BY: ROB HOFFMAN
New railway and aircraft technologies never fail to capture the imagination—and the future is bright, with bullet-trains that connect LA to Las Vegas in 80 minutes, and now a new rocket plane that turns an 18 hour flight, like Tokyo to New York City, into a breezy two-hour affair.
The commercial version of this plane—called the Skreemr and based on scramjet technology—would hold 75 passengers using four wings and two rockets.

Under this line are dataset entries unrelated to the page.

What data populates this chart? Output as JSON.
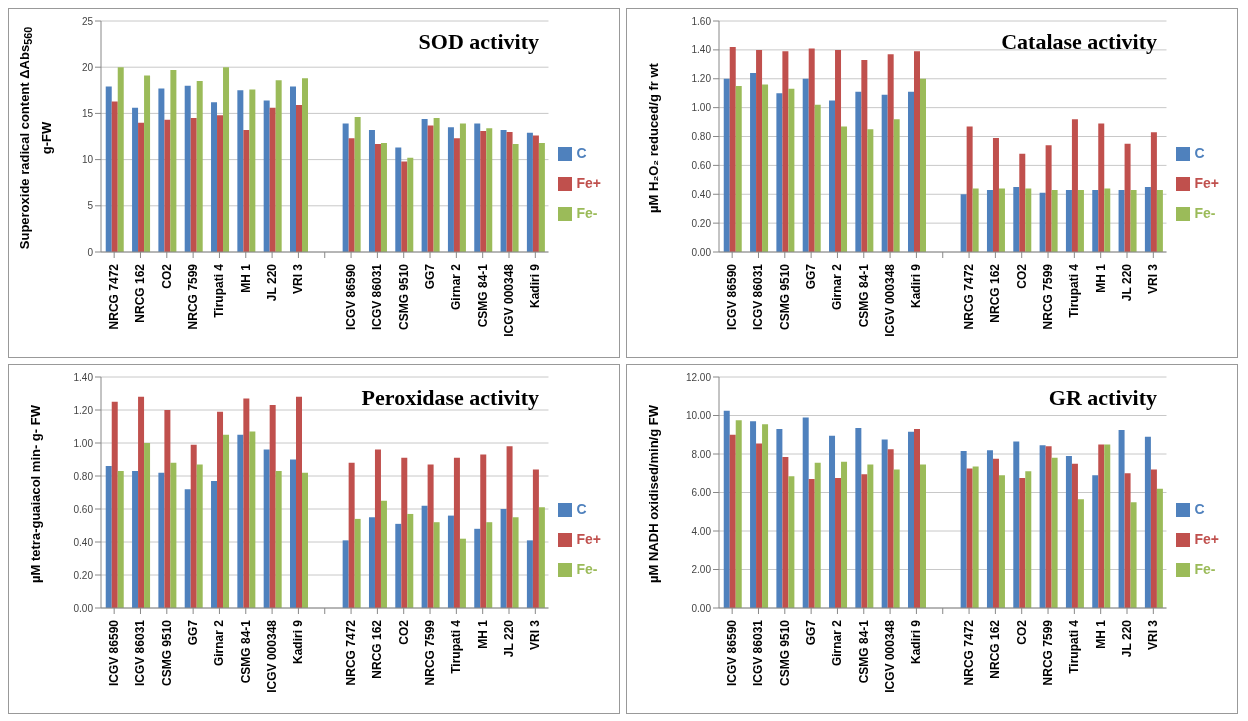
{
  "chart_data": [
    {
      "type": "bar",
      "title": "SOD activity",
      "ylabel": "Superoxide radical content ΔAbs$_{560}$ g-FW",
      "categories": [
        "NRCG 7472",
        "NRCG 162",
        "CO2",
        "NRCG 7599",
        "Tirupati 4",
        "MH 1",
        "JL 220",
        "VRI 3",
        null,
        "ICGV 86590",
        "ICGV 86031",
        "CSMG 9510",
        "GG7",
        "Girnar 2",
        "CSMG 84-1",
        "ICGV 000348",
        "Kadiri 9"
      ],
      "series": [
        {
          "name": "C",
          "color": "#4f81bd",
          "values": [
            17.9,
            15.6,
            17.7,
            18.0,
            16.2,
            17.5,
            16.4,
            17.9,
            null,
            13.9,
            13.2,
            11.3,
            14.4,
            13.5,
            13.9,
            13.2,
            12.9
          ]
        },
        {
          "name": "Fe+",
          "color": "#c0504d",
          "values": [
            16.3,
            14.0,
            14.3,
            14.5,
            14.8,
            13.2,
            15.6,
            15.9,
            null,
            12.3,
            11.7,
            9.8,
            13.7,
            12.3,
            13.1,
            13.0,
            12.6
          ]
        },
        {
          "name": "Fe-",
          "color": "#9bbb59",
          "values": [
            20.0,
            19.1,
            19.7,
            18.5,
            20.0,
            17.6,
            18.6,
            18.8,
            null,
            14.6,
            11.8,
            10.2,
            14.5,
            13.9,
            13.4,
            11.7,
            11.8
          ]
        }
      ],
      "ylim": [
        0,
        25
      ],
      "yticks": [
        0,
        5,
        10,
        15,
        20,
        25
      ],
      "grid": "y",
      "legend": "right"
    },
    {
      "type": "bar",
      "title": "Catalase activity",
      "ylabel": "µM H₂O₂ reduced/g fr wt",
      "categories": [
        "ICGV 86590",
        "ICGV 86031",
        "CSMG 9510",
        "GG7",
        "Girnar 2",
        "CSMG 84-1",
        "ICGV 000348",
        "Kadiri 9",
        null,
        "NRCG 7472",
        "NRCG 162",
        "CO2",
        "NRCG 7599",
        "Tirupati 4",
        "MH 1",
        "JL 220",
        "VRI 3"
      ],
      "series": [
        {
          "name": "C",
          "color": "#4f81bd",
          "values": [
            1.2,
            1.24,
            1.1,
            1.2,
            1.05,
            1.11,
            1.09,
            1.11,
            null,
            0.4,
            0.43,
            0.45,
            0.41,
            0.43,
            0.43,
            0.43,
            0.45
          ]
        },
        {
          "name": "Fe+",
          "color": "#c0504d",
          "values": [
            1.42,
            1.4,
            1.39,
            1.41,
            1.4,
            1.33,
            1.37,
            1.39,
            null,
            0.87,
            0.79,
            0.68,
            0.74,
            0.92,
            0.89,
            0.75,
            0.83
          ]
        },
        {
          "name": "Fe-",
          "color": "#9bbb59",
          "values": [
            1.15,
            1.16,
            1.13,
            1.02,
            0.87,
            0.85,
            0.92,
            1.2,
            null,
            0.44,
            0.44,
            0.44,
            0.43,
            0.43,
            0.44,
            0.43,
            0.43
          ]
        }
      ],
      "ylim": [
        0,
        1.6
      ],
      "yticks": [
        {
          "value": 0,
          "label": "0.00"
        },
        {
          "value": 0.2,
          "label": "0.20"
        },
        {
          "value": 0.4,
          "label": "0.40"
        },
        {
          "value": 0.6,
          "label": "0.60"
        },
        {
          "value": 0.8,
          "label": "0.80"
        },
        {
          "value": 1,
          "label": "1.00"
        },
        {
          "value": 1.2,
          "label": "1.20"
        },
        {
          "value": 1.4,
          "label": "1.40"
        },
        {
          "value": 1.6,
          "label": "1.60"
        }
      ],
      "grid": "y",
      "legend": "right"
    },
    {
      "type": "bar",
      "title": "Peroxidase activity",
      "ylabel": "µM tetra-guaiacol min- g- FW",
      "categories": [
        "ICGV 86590",
        "ICGV 86031",
        "CSMG 9510",
        "GG7",
        "Girnar 2",
        "CSMG 84-1",
        "ICGV 000348",
        "Kadiri 9",
        null,
        "NRCG 7472",
        "NRCG 162",
        "CO2",
        "NRCG 7599",
        "Tirupati 4",
        "MH 1",
        "JL 220",
        "VRI 3"
      ],
      "series": [
        {
          "name": "C",
          "color": "#4f81bd",
          "values": [
            0.86,
            0.83,
            0.82,
            0.72,
            0.77,
            1.05,
            0.96,
            0.9,
            null,
            0.41,
            0.55,
            0.51,
            0.62,
            0.56,
            0.48,
            0.6,
            0.41
          ]
        },
        {
          "name": "Fe+",
          "color": "#c0504d",
          "values": [
            1.25,
            1.28,
            1.2,
            0.99,
            1.19,
            1.27,
            1.23,
            1.28,
            null,
            0.88,
            0.96,
            0.91,
            0.87,
            0.91,
            0.93,
            0.98,
            0.84
          ]
        },
        {
          "name": "Fe-",
          "color": "#9bbb59",
          "values": [
            0.83,
            1.0,
            0.88,
            0.87,
            1.05,
            1.07,
            0.83,
            0.82,
            null,
            0.54,
            0.65,
            0.57,
            0.52,
            0.42,
            0.52,
            0.55,
            0.61
          ]
        }
      ],
      "ylim": [
        0,
        1.4
      ],
      "yticks": [
        {
          "value": 0,
          "label": "0.00"
        },
        {
          "value": 0.2,
          "label": "0.20"
        },
        {
          "value": 0.4,
          "label": "0.40"
        },
        {
          "value": 0.6,
          "label": "0.60"
        },
        {
          "value": 0.8,
          "label": "0.80"
        },
        {
          "value": 1,
          "label": "1.00"
        },
        {
          "value": 1.2,
          "label": "1.20"
        },
        {
          "value": 1.4,
          "label": "1.40"
        }
      ],
      "grid": "y",
      "legend": "right"
    },
    {
      "type": "bar",
      "title": "GR activity",
      "ylabel": "µM NADH oxidised/min/g FW",
      "categories": [
        "ICGV 86590",
        "ICGV 86031",
        "CSMG 9510",
        "GG7",
        "Girnar 2",
        "CSMG 84-1",
        "ICGV 000348",
        "Kadiri 9",
        null,
        "NRCG 7472",
        "NRCG 162",
        "CO2",
        "NRCG 7599",
        "Tirupati 4",
        "MH 1",
        "JL 220",
        "VRI 3"
      ],
      "series": [
        {
          "name": "C",
          "color": "#4f81bd",
          "values": [
            10.25,
            9.7,
            9.3,
            9.9,
            8.95,
            9.35,
            8.75,
            9.15,
            null,
            8.15,
            8.2,
            8.65,
            8.45,
            7.9,
            6.9,
            9.25,
            8.9
          ]
        },
        {
          "name": "Fe+",
          "color": "#c0504d",
          "values": [
            9.0,
            8.55,
            7.85,
            6.7,
            6.75,
            6.95,
            8.25,
            9.3,
            null,
            7.25,
            7.75,
            6.75,
            8.4,
            7.5,
            8.5,
            7.0,
            7.2
          ]
        },
        {
          "name": "Fe-",
          "color": "#9bbb59",
          "values": [
            9.75,
            9.55,
            6.85,
            7.55,
            7.6,
            7.45,
            7.2,
            7.45,
            null,
            7.35,
            6.9,
            7.1,
            7.8,
            5.65,
            8.5,
            5.5,
            6.2
          ]
        }
      ],
      "ylim": [
        0,
        12
      ],
      "yticks": [
        {
          "value": 0,
          "label": "0.00"
        },
        {
          "value": 2,
          "label": "2.00"
        },
        {
          "value": 4,
          "label": "4.00"
        },
        {
          "value": 6,
          "label": "6.00"
        },
        {
          "value": 8,
          "label": "8.00"
        },
        {
          "value": 10,
          "label": "10.00"
        },
        {
          "value": 12,
          "label": "12.00"
        }
      ],
      "grid": "y",
      "legend": "right"
    }
  ]
}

The plan is for the plane to cruise at 15 times the speed of sound, which is to say over 7,500 mph, according to NASA. Designed by Charles Bombardier and Ray Mattison, currently the U.S. and China both have designs in the works.

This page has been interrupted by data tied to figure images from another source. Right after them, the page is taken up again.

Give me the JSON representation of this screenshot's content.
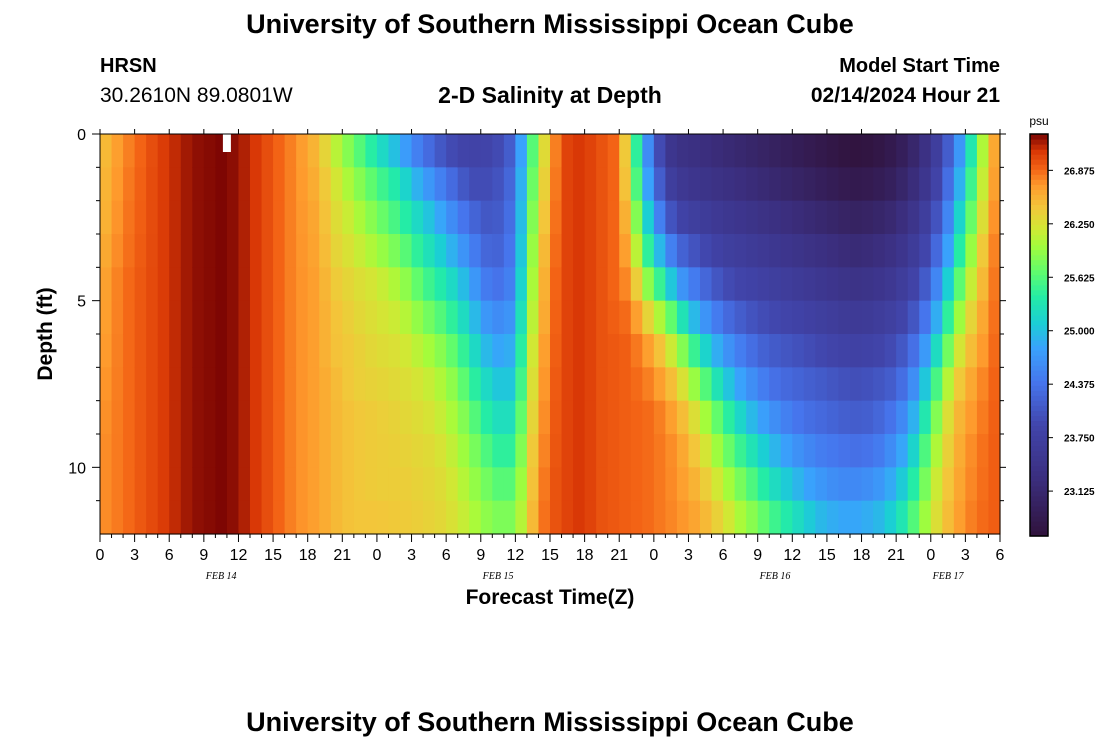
{
  "page": {
    "title_top": "University of Southern Mississippi Ocean Cube",
    "title_bottom": "University of Southern Mississippi Ocean Cube",
    "station": "HRSN",
    "coords": "30.2610N  89.0801W",
    "subtitle": "2-D Salinity at Depth",
    "start_label": "Model Start Time",
    "start_value": "02/14/2024 Hour 21"
  },
  "chart_data": {
    "type": "heatmap",
    "title": "2-D Salinity at Depth",
    "xlabel": "Forecast Time(Z)",
    "ylabel": "Depth (ft)",
    "x_hour_range": [
      0,
      78
    ],
    "ylim": [
      0,
      12
    ],
    "x_ticks": [
      {
        "hour": 0,
        "label": "0"
      },
      {
        "hour": 3,
        "label": "3"
      },
      {
        "hour": 6,
        "label": "6"
      },
      {
        "hour": 9,
        "label": "9"
      },
      {
        "hour": 12,
        "label": "12"
      },
      {
        "hour": 15,
        "label": "15"
      },
      {
        "hour": 18,
        "label": "18"
      },
      {
        "hour": 21,
        "label": "21"
      },
      {
        "hour": 24,
        "label": "0"
      },
      {
        "hour": 27,
        "label": "3"
      },
      {
        "hour": 30,
        "label": "6"
      },
      {
        "hour": 33,
        "label": "9"
      },
      {
        "hour": 36,
        "label": "12"
      },
      {
        "hour": 39,
        "label": "15"
      },
      {
        "hour": 42,
        "label": "18"
      },
      {
        "hour": 45,
        "label": "21"
      },
      {
        "hour": 48,
        "label": "0"
      },
      {
        "hour": 51,
        "label": "3"
      },
      {
        "hour": 54,
        "label": "6"
      },
      {
        "hour": 57,
        "label": "9"
      },
      {
        "hour": 60,
        "label": "12"
      },
      {
        "hour": 63,
        "label": "15"
      },
      {
        "hour": 66,
        "label": "18"
      },
      {
        "hour": 69,
        "label": "21"
      },
      {
        "hour": 72,
        "label": "0"
      },
      {
        "hour": 75,
        "label": "3"
      },
      {
        "hour": 78,
        "label": "6"
      }
    ],
    "date_labels": [
      {
        "hour": 10.5,
        "label": "FEB 14"
      },
      {
        "hour": 34.5,
        "label": "FEB 15"
      },
      {
        "hour": 58.5,
        "label": "FEB 16"
      },
      {
        "hour": 73.5,
        "label": "FEB 17"
      }
    ],
    "y_ticks": [
      {
        "depth": 0,
        "label": "0"
      },
      {
        "depth": 5,
        "label": "5"
      },
      {
        "depth": 10,
        "label": "10"
      }
    ],
    "colorbar": {
      "unit": "psu",
      "range": [
        22.6,
        27.3
      ],
      "ticks": [
        23.125,
        23.75,
        24.375,
        25.0,
        25.625,
        26.25,
        26.875
      ],
      "tick_labels": [
        "23.125",
        "23.750",
        "24.375",
        "25.000",
        "25.625",
        "26.250",
        "26.875"
      ]
    },
    "colormap": [
      [
        22.6,
        "#30123b"
      ],
      [
        23.3,
        "#3b2f80"
      ],
      [
        23.9,
        "#4145ab"
      ],
      [
        24.4,
        "#4675ed"
      ],
      [
        24.8,
        "#39a2fc"
      ],
      [
        25.1,
        "#1bcfd4"
      ],
      [
        25.4,
        "#24eca6"
      ],
      [
        25.7,
        "#61fc6c"
      ],
      [
        26.0,
        "#a4fc3b"
      ],
      [
        26.2,
        "#d1e834"
      ],
      [
        26.45,
        "#f3c63a"
      ],
      [
        26.7,
        "#fe9b2d"
      ],
      [
        26.9,
        "#f36315"
      ],
      [
        27.1,
        "#d93806"
      ],
      [
        27.3,
        "#7a0403"
      ]
    ],
    "grid": {
      "hour_step": 1,
      "depth_layers": 12,
      "profile_hours": [
        0,
        2,
        5,
        8,
        11,
        13,
        15,
        17,
        19,
        20,
        22,
        24,
        26,
        27,
        28,
        29,
        30,
        31,
        32,
        33,
        34,
        35,
        36,
        37,
        38,
        39,
        40,
        41,
        42,
        43,
        44,
        45,
        46,
        47,
        48,
        49,
        50,
        51,
        52,
        53,
        54,
        55,
        56,
        57,
        58,
        59,
        60,
        61,
        62,
        63,
        64,
        65,
        66,
        67,
        68,
        69,
        70,
        71,
        72,
        73,
        74,
        75,
        76,
        77,
        78
      ],
      "depth_profiles": [
        [
          26.45,
          26.48,
          26.5,
          26.55,
          26.6,
          26.62,
          26.65,
          26.68,
          26.7,
          26.72,
          26.72,
          26.72
        ],
        [
          26.75,
          26.78,
          26.8,
          26.82,
          26.85,
          26.85,
          26.85,
          26.85,
          26.85,
          26.85,
          26.85,
          26.85
        ],
        [
          27.05,
          27.05,
          27.05,
          27.05,
          27.05,
          27.05,
          27.05,
          27.05,
          27.05,
          27.05,
          27.05,
          27.05
        ],
        [
          27.25,
          27.25,
          27.25,
          27.25,
          27.25,
          27.25,
          27.25,
          27.25,
          27.25,
          27.25,
          27.25,
          27.25
        ],
        [
          27.3,
          27.3,
          27.3,
          27.3,
          27.3,
          27.3,
          27.3,
          27.3,
          27.3,
          27.3,
          27.3,
          27.3
        ],
        [
          27.15,
          27.15,
          27.15,
          27.15,
          27.15,
          27.15,
          27.15,
          27.15,
          27.15,
          27.15,
          27.15,
          27.15
        ],
        [
          26.95,
          26.95,
          26.95,
          26.95,
          26.95,
          26.95,
          26.95,
          26.95,
          26.95,
          26.95,
          26.95,
          26.95
        ],
        [
          26.75,
          26.75,
          26.75,
          26.75,
          26.75,
          26.75,
          26.75,
          26.75,
          26.75,
          26.75,
          26.75,
          26.75
        ],
        [
          26.5,
          26.55,
          26.6,
          26.62,
          26.65,
          26.65,
          26.65,
          26.65,
          26.65,
          26.65,
          26.65,
          26.65
        ],
        [
          26.2,
          26.3,
          26.35,
          26.4,
          26.45,
          26.5,
          26.5,
          26.55,
          26.55,
          26.55,
          26.55,
          26.55
        ],
        [
          25.75,
          25.95,
          26.1,
          26.2,
          26.3,
          26.35,
          26.4,
          26.4,
          26.45,
          26.45,
          26.45,
          26.45
        ],
        [
          25.3,
          25.6,
          25.8,
          26.0,
          26.2,
          26.25,
          26.3,
          26.35,
          26.4,
          26.4,
          26.4,
          26.45
        ],
        [
          24.9,
          25.3,
          25.5,
          25.75,
          26.0,
          26.15,
          26.25,
          26.3,
          26.35,
          26.38,
          26.4,
          26.42
        ],
        [
          24.6,
          25.0,
          25.3,
          25.55,
          25.8,
          26.0,
          26.15,
          26.25,
          26.3,
          26.35,
          26.38,
          26.4
        ],
        [
          24.4,
          24.8,
          25.1,
          25.35,
          25.6,
          25.85,
          26.05,
          26.2,
          26.28,
          26.32,
          26.35,
          26.38
        ],
        [
          24.2,
          24.6,
          24.95,
          25.2,
          25.45,
          25.7,
          25.95,
          26.1,
          26.2,
          26.28,
          26.32,
          26.35
        ],
        [
          24.0,
          24.4,
          24.7,
          25.0,
          25.3,
          25.55,
          25.8,
          26.0,
          26.1,
          26.2,
          26.25,
          26.3
        ],
        [
          23.9,
          24.2,
          24.5,
          24.8,
          25.1,
          25.35,
          25.6,
          25.8,
          25.95,
          26.05,
          26.15,
          26.2
        ],
        [
          23.85,
          24.0,
          24.3,
          24.55,
          24.85,
          25.1,
          25.35,
          25.55,
          25.75,
          25.9,
          26.0,
          26.1
        ],
        [
          23.85,
          23.95,
          24.15,
          24.35,
          24.55,
          24.8,
          25.05,
          25.3,
          25.5,
          25.7,
          25.85,
          25.95
        ],
        [
          23.9,
          24.0,
          24.05,
          24.15,
          24.35,
          24.6,
          24.85,
          25.1,
          25.3,
          25.5,
          25.7,
          25.85
        ],
        [
          24.0,
          24.1,
          24.2,
          24.3,
          24.4,
          24.6,
          24.8,
          25.0,
          25.2,
          25.4,
          25.6,
          25.8
        ],
        [
          24.3,
          24.4,
          24.45,
          24.5,
          24.6,
          24.75,
          24.95,
          25.1,
          25.3,
          25.5,
          25.7,
          25.85
        ],
        [
          25.3,
          25.4,
          25.5,
          25.6,
          25.7,
          25.8,
          25.9,
          26.0,
          26.1,
          26.2,
          26.25,
          26.3
        ],
        [
          26.0,
          26.1,
          26.2,
          26.3,
          26.35,
          26.4,
          26.5,
          26.55,
          26.6,
          26.65,
          26.7,
          26.75
        ],
        [
          26.6,
          26.65,
          26.7,
          26.75,
          26.8,
          26.82,
          26.85,
          26.88,
          26.9,
          26.92,
          26.95,
          26.95
        ],
        [
          27.0,
          27.0,
          27.0,
          27.0,
          27.0,
          27.0,
          27.0,
          27.0,
          27.0,
          27.0,
          27.0,
          27.0
        ],
        [
          27.1,
          27.1,
          27.1,
          27.1,
          27.1,
          27.1,
          27.1,
          27.1,
          27.1,
          27.1,
          27.1,
          27.1
        ],
        [
          27.1,
          27.1,
          27.1,
          27.1,
          27.1,
          27.1,
          27.1,
          27.1,
          27.1,
          27.1,
          27.1,
          27.1
        ],
        [
          27.0,
          27.0,
          27.0,
          27.0,
          27.0,
          27.0,
          27.0,
          27.0,
          27.0,
          27.0,
          27.0,
          27.0
        ],
        [
          26.95,
          26.95,
          26.95,
          26.95,
          26.95,
          26.95,
          26.95,
          26.95,
          26.95,
          26.95,
          26.95,
          26.95
        ],
        [
          26.85,
          26.85,
          26.85,
          26.85,
          26.85,
          26.9,
          26.95,
          26.95,
          26.95,
          26.95,
          26.95,
          26.95
        ],
        [
          26.0,
          26.1,
          26.3,
          26.5,
          26.7,
          26.85,
          26.9,
          26.9,
          26.9,
          26.9,
          26.9,
          26.9
        ],
        [
          24.9,
          25.1,
          25.4,
          25.7,
          26.1,
          26.5,
          26.75,
          26.85,
          26.9,
          26.9,
          26.9,
          26.9
        ],
        [
          24.3,
          24.5,
          24.8,
          25.2,
          25.7,
          26.2,
          26.6,
          26.75,
          26.85,
          26.85,
          26.85,
          26.85
        ],
        [
          23.6,
          23.8,
          24.2,
          24.7,
          25.3,
          25.9,
          26.35,
          26.6,
          26.75,
          26.8,
          26.8,
          26.8
        ],
        [
          23.4,
          23.6,
          23.9,
          24.3,
          24.8,
          25.5,
          26.0,
          26.4,
          26.6,
          26.7,
          26.72,
          26.75
        ],
        [
          23.35,
          23.5,
          23.75,
          24.1,
          24.55,
          25.1,
          25.7,
          26.1,
          26.4,
          26.55,
          26.62,
          26.68
        ],
        [
          23.3,
          23.45,
          23.7,
          24.0,
          24.35,
          24.8,
          25.3,
          25.8,
          26.15,
          26.35,
          26.5,
          26.6
        ],
        [
          23.25,
          23.4,
          23.6,
          23.85,
          24.15,
          24.55,
          25.0,
          25.45,
          25.85,
          26.1,
          26.3,
          26.45
        ],
        [
          23.2,
          23.35,
          23.55,
          23.75,
          24.0,
          24.35,
          24.75,
          25.15,
          25.55,
          25.85,
          26.1,
          26.3
        ],
        [
          23.15,
          23.3,
          23.5,
          23.7,
          23.9,
          24.2,
          24.55,
          24.9,
          25.3,
          25.6,
          25.9,
          26.1
        ],
        [
          23.1,
          23.25,
          23.45,
          23.65,
          23.85,
          24.1,
          24.4,
          24.7,
          25.05,
          25.4,
          25.7,
          25.95
        ],
        [
          23.05,
          23.2,
          23.4,
          23.6,
          23.8,
          24.0,
          24.25,
          24.55,
          24.85,
          25.2,
          25.5,
          25.8
        ],
        [
          23.0,
          23.15,
          23.35,
          23.55,
          23.75,
          23.95,
          24.15,
          24.4,
          24.7,
          25.0,
          25.3,
          25.6
        ],
        [
          22.95,
          23.1,
          23.3,
          23.5,
          23.7,
          23.9,
          24.1,
          24.3,
          24.55,
          24.85,
          25.15,
          25.45
        ],
        [
          22.9,
          23.05,
          23.25,
          23.45,
          23.65,
          23.85,
          24.05,
          24.25,
          24.45,
          24.7,
          25.0,
          25.3
        ],
        [
          22.85,
          23.0,
          23.2,
          23.4,
          23.6,
          23.8,
          24.0,
          24.2,
          24.35,
          24.6,
          24.85,
          25.15
        ],
        [
          22.8,
          22.95,
          23.15,
          23.35,
          23.55,
          23.75,
          23.95,
          24.15,
          24.3,
          24.5,
          24.75,
          25.0
        ],
        [
          22.75,
          22.9,
          23.1,
          23.3,
          23.5,
          23.7,
          23.9,
          24.1,
          24.25,
          24.45,
          24.65,
          24.9
        ],
        [
          22.7,
          22.85,
          23.05,
          23.25,
          23.45,
          23.65,
          23.85,
          24.05,
          24.2,
          24.4,
          24.6,
          24.85
        ],
        [
          22.65,
          22.8,
          23.0,
          23.2,
          23.4,
          23.6,
          23.8,
          24.0,
          24.15,
          24.35,
          24.55,
          24.8
        ],
        [
          22.65,
          22.8,
          23.0,
          23.2,
          23.4,
          23.6,
          23.8,
          24.0,
          24.15,
          24.35,
          24.6,
          24.85
        ],
        [
          22.7,
          22.85,
          23.05,
          23.25,
          23.45,
          23.65,
          23.85,
          24.05,
          24.2,
          24.4,
          24.65,
          24.9
        ],
        [
          22.75,
          22.9,
          23.1,
          23.3,
          23.5,
          23.7,
          23.9,
          24.1,
          24.3,
          24.5,
          24.75,
          25.0
        ],
        [
          22.85,
          23.0,
          23.2,
          23.4,
          23.6,
          23.8,
          24.0,
          24.2,
          24.45,
          24.7,
          24.95,
          25.2
        ],
        [
          23.0,
          23.15,
          23.35,
          23.55,
          23.75,
          23.95,
          24.2,
          24.45,
          24.7,
          24.95,
          25.2,
          25.45
        ],
        [
          23.2,
          23.35,
          23.55,
          23.75,
          23.95,
          24.2,
          24.5,
          24.8,
          25.1,
          25.35,
          25.6,
          25.8
        ],
        [
          23.5,
          23.65,
          23.85,
          24.05,
          24.3,
          24.6,
          24.95,
          25.3,
          25.6,
          25.85,
          26.0,
          26.15
        ],
        [
          23.9,
          24.05,
          24.25,
          24.5,
          24.8,
          25.15,
          25.5,
          25.85,
          26.1,
          26.25,
          26.35,
          26.4
        ],
        [
          24.4,
          24.6,
          24.85,
          25.1,
          25.4,
          25.75,
          26.05,
          26.3,
          26.45,
          26.5,
          26.55,
          26.6
        ],
        [
          25.0,
          25.2,
          25.45,
          25.7,
          25.95,
          26.2,
          26.4,
          26.55,
          26.65,
          26.7,
          26.72,
          26.75
        ],
        [
          25.7,
          25.85,
          26.0,
          26.2,
          26.35,
          26.5,
          26.6,
          26.7,
          26.75,
          26.8,
          26.82,
          26.85
        ],
        [
          26.4,
          26.45,
          26.55,
          26.65,
          26.7,
          26.75,
          26.8,
          26.85,
          26.88,
          26.9,
          26.9,
          26.9
        ],
        [
          26.85,
          26.88,
          26.9,
          26.92,
          26.95,
          26.95,
          26.95,
          26.95,
          26.95,
          26.95,
          26.95,
          26.95
        ]
      ]
    }
  }
}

According to The Globe and Mail, the plane would “need to be launched from an electric launch system” and fire kerosene or liquid-oxygen rockets to shoot the plane into a higher altitude at breakneck speed. The benefit of the launching system would be attaining the balance between vision-blurring speeds and nauseating g-force.
NASA’s Hyper-X program is currently working hard to turn these blueprints into a consumer-ready aircraft, and not just the flying slab of conceptual science-porn that it is now. Given that the first successful flight of a scramjet that flew at seven times the speed of sound was all the way back in 2002, I’m fairly confident in the project—although realistically, my guess is as good as yours.
Word on the street is that, if the plane is developed for commercial use, it will be used most frequently to bridge the gaps between continents. Though in the meantime, this technology will be dedicated mainly to military use.
Still—should flights with the commercial version of the plane somehow come at an affordable price—we can all look forward to settling into a future of Tokyo day trips and quaint jaunts to London from Albuquerque.